Os golpes de Estado desapareceram do cenário latino-americano, enterrados para sempre graças à vitalidade dos regimes democráticos? A resposta é não.
Atilio Borón // www.cartamaior.com.br
Uma das infelizes novidades da época atual são o surgimento de um novo tipo de golpe de Estado, claramente diferenciado dos que aconteceram na América Latina e no Caribe durante grande parte do Século XX. No passado, quando havia um golpe de Estado, se falava, com razão, de um “golpe militar”. Toda a voluminosa literatura da ciência política e da sociologia entre os Anos 50 e 70 está inundada de títulos de livros e artigos que levam esse nome: “golpe militar”. Já não é mais assim.

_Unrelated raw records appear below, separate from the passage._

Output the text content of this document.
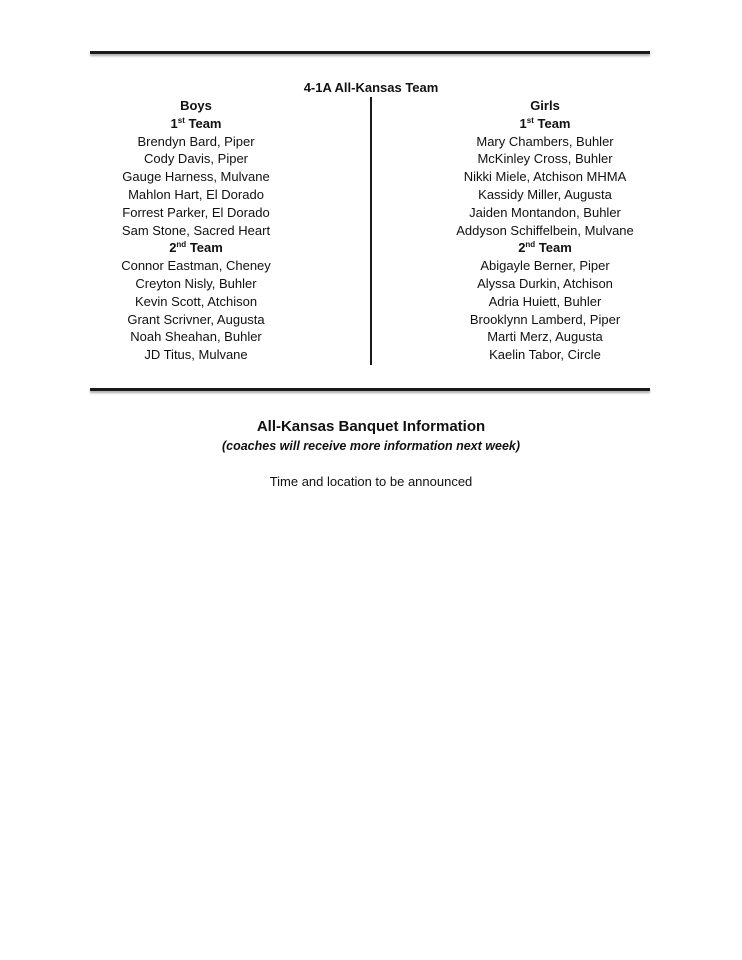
4-1A All-Kansas Team
Boys
1st Team
Brendyn Bard, Piper
Cody Davis, Piper
Gauge Harness, Mulvane
Mahlon Hart, El Dorado
Forrest Parker, El Dorado
Sam Stone, Sacred Heart
2nd Team
Connor Eastman, Cheney
Creyton Nisly, Buhler
Kevin Scott, Atchison
Grant Scrivner, Augusta
Noah Sheahan, Buhler
JD Titus, Mulvane
Girls
1st Team
Mary Chambers, Buhler
McKinley Cross, Buhler
Nikki Miele, Atchison MHMA
Kassidy Miller, Augusta
Jaiden Montandon, Buhler
Addyson Schiffelbein, Mulvane
2nd Team
Abigayle Berner, Piper
Alyssa Durkin, Atchison
Adria Huiett, Buhler
Brooklynn Lamberd, Piper
Marti Merz, Augusta
Kaelin Tabor, Circle
All-Kansas Banquet Information
(coaches will receive more information next week)
Time and location to be announced
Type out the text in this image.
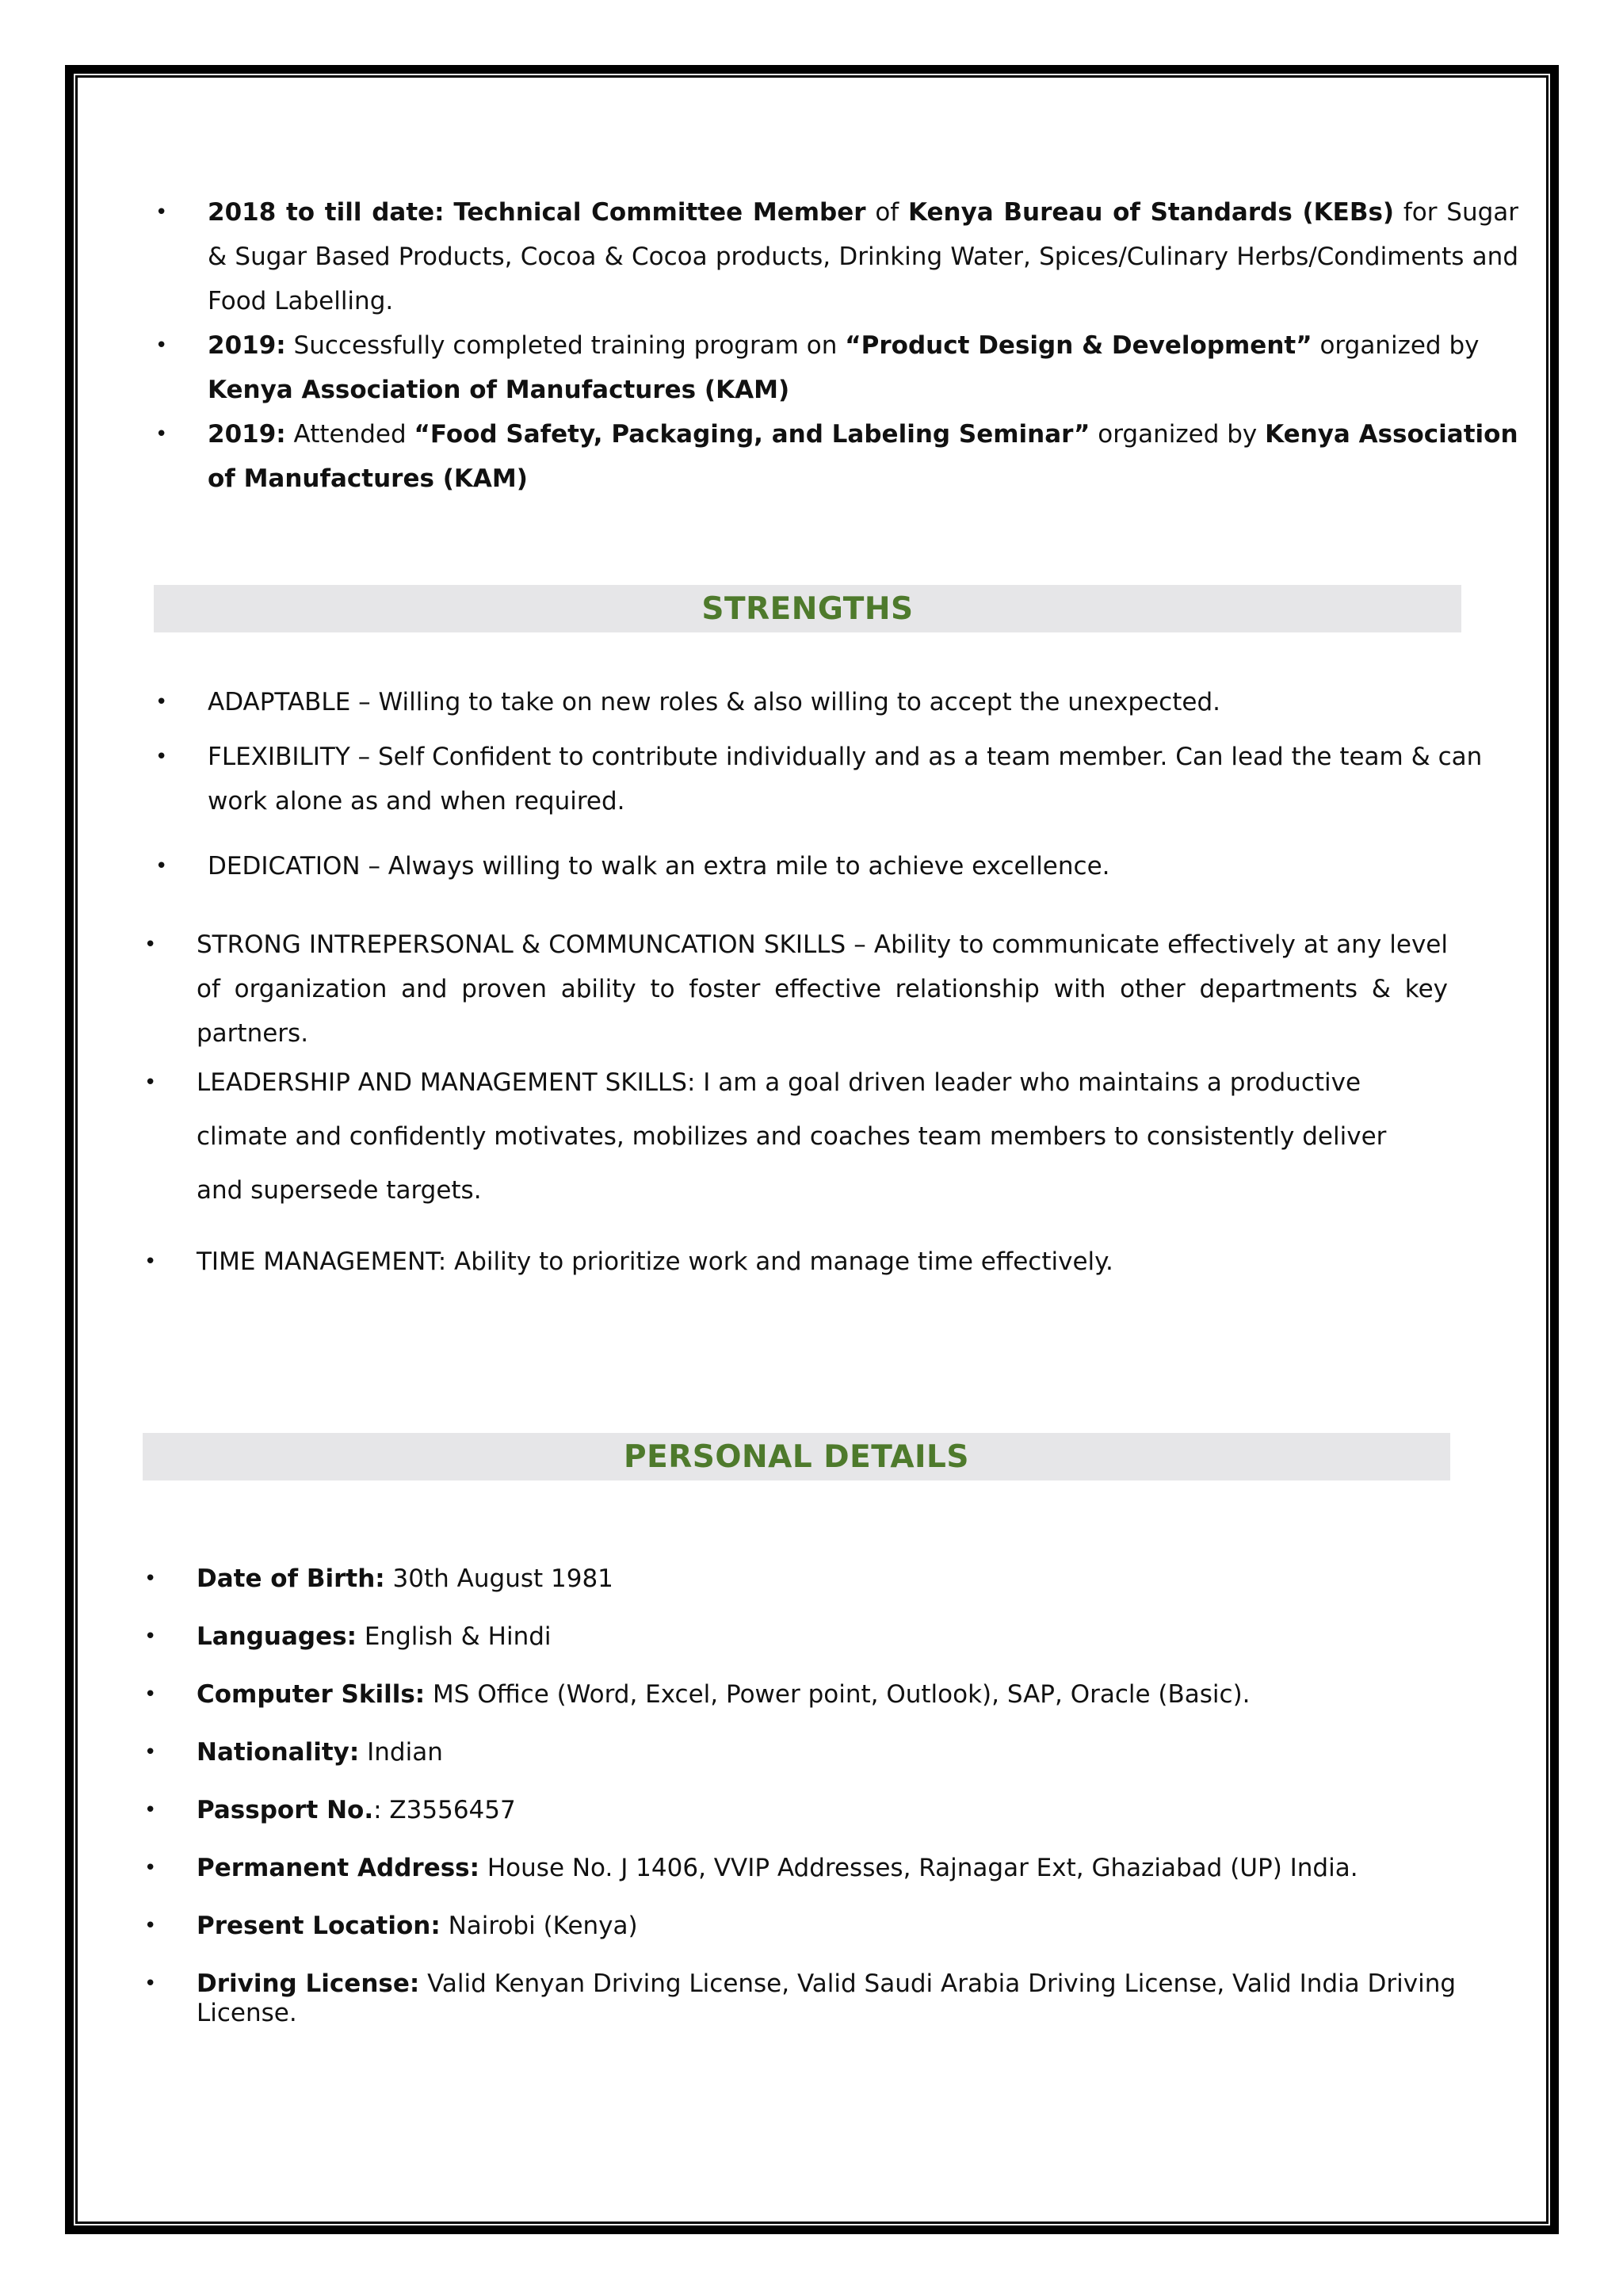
• 2018 to till date: Technical Committee Member of Kenya Bureau of Standards (KEBs) for Sugar & Sugar Based Products, Cocoa & Cocoa products, Drinking Water, Spices/Culinary Herbs/Condiments and Food Labelling.
• 2019: Successfully completed training program on “Product Design & Development” organized by Kenya Association of Manufactures (KAM)
• 2019: Attended “Food Safety, Packaging, and Labeling Seminar” organized by Kenya Association of Manufactures (KAM)
STRENGTHS
• ADAPTABLE – Willing to take on new roles & also willing to accept the unexpected.
• FLEXIBILITY – Self Confident to contribute individually and as a team member. Can lead the team & can work alone as and when required.
• DEDICATION – Always willing to walk an extra mile to achieve excellence.
• STRONG INTREPERSONAL & COMMUNCATION SKILLS – Ability to communicate effectively at any level of organization and proven ability to foster effective relationship with other departments & key partners.
• LEADERSHIP AND MANAGEMENT SKILLS: I am a goal driven leader who maintains a productive climate and confidently motivates, mobilizes and coaches team members to consistently deliver and supersede targets.
• TIME MANAGEMENT: Ability to prioritize work and manage time effectively.
PERSONAL DETAILS
• Date of Birth: 30th August 1981
• Languages: English & Hindi
• Computer Skills: MS Office (Word, Excel, Power point, Outlook), SAP, Oracle (Basic).
• Nationality: Indian
• Passport No.: Z3556457
• Permanent Address: House No. J 1406, VVIP Addresses, Rajnagar Ext, Ghaziabad (UP) India.
• Present Location: Nairobi (Kenya)
• Driving License: Valid Kenyan Driving License, Valid Saudi Arabia Driving License, Valid India Driving License.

Isso significa que os golpes de Estado desapareceram do cenário latino-americano, enterrados para sempre graças à vitalidade e/ou à consolidação dos regimes democráticos? A resposta é não. O que houve foi uma metamorfose dos golpes de Estado, em sintonia com as transformações que tiveram lugar na anatomia do poder social. Os intelectuais do império agora falam em “poder brando” (“soft power”) e afirmam que é mais efetivo que o estilo antigo, baseado mais na força que na manipulação das consciências. Em paralelo com esta transformação, o golpe de Estado também experimentou uma mutação, e as roídas baionetas dos militares foram substituídas pelo mortífero ménage à troisentre o terrorismo mediático, o expediente judicial e a conspiração parlamentária. Tudo isso em meio a um acentuado processo de involução política, que transforma as democracias burguesas em sólidas plutocracias, tanto nos países mais avançados quanto nas turbulentas, em variados graus. Os Estados Unidos vivendo de pugnas presidenciais entre milionários há anos, Silvio Berlusconi mantido como o czar dos meios que devora a política italiana, o “rei do chocolate” Petro Poroshenko na Ucrânia, além de Sebastián Piñera no Chile e Mauricio Macri na Argentina, são provas viventes desta deplorável involução.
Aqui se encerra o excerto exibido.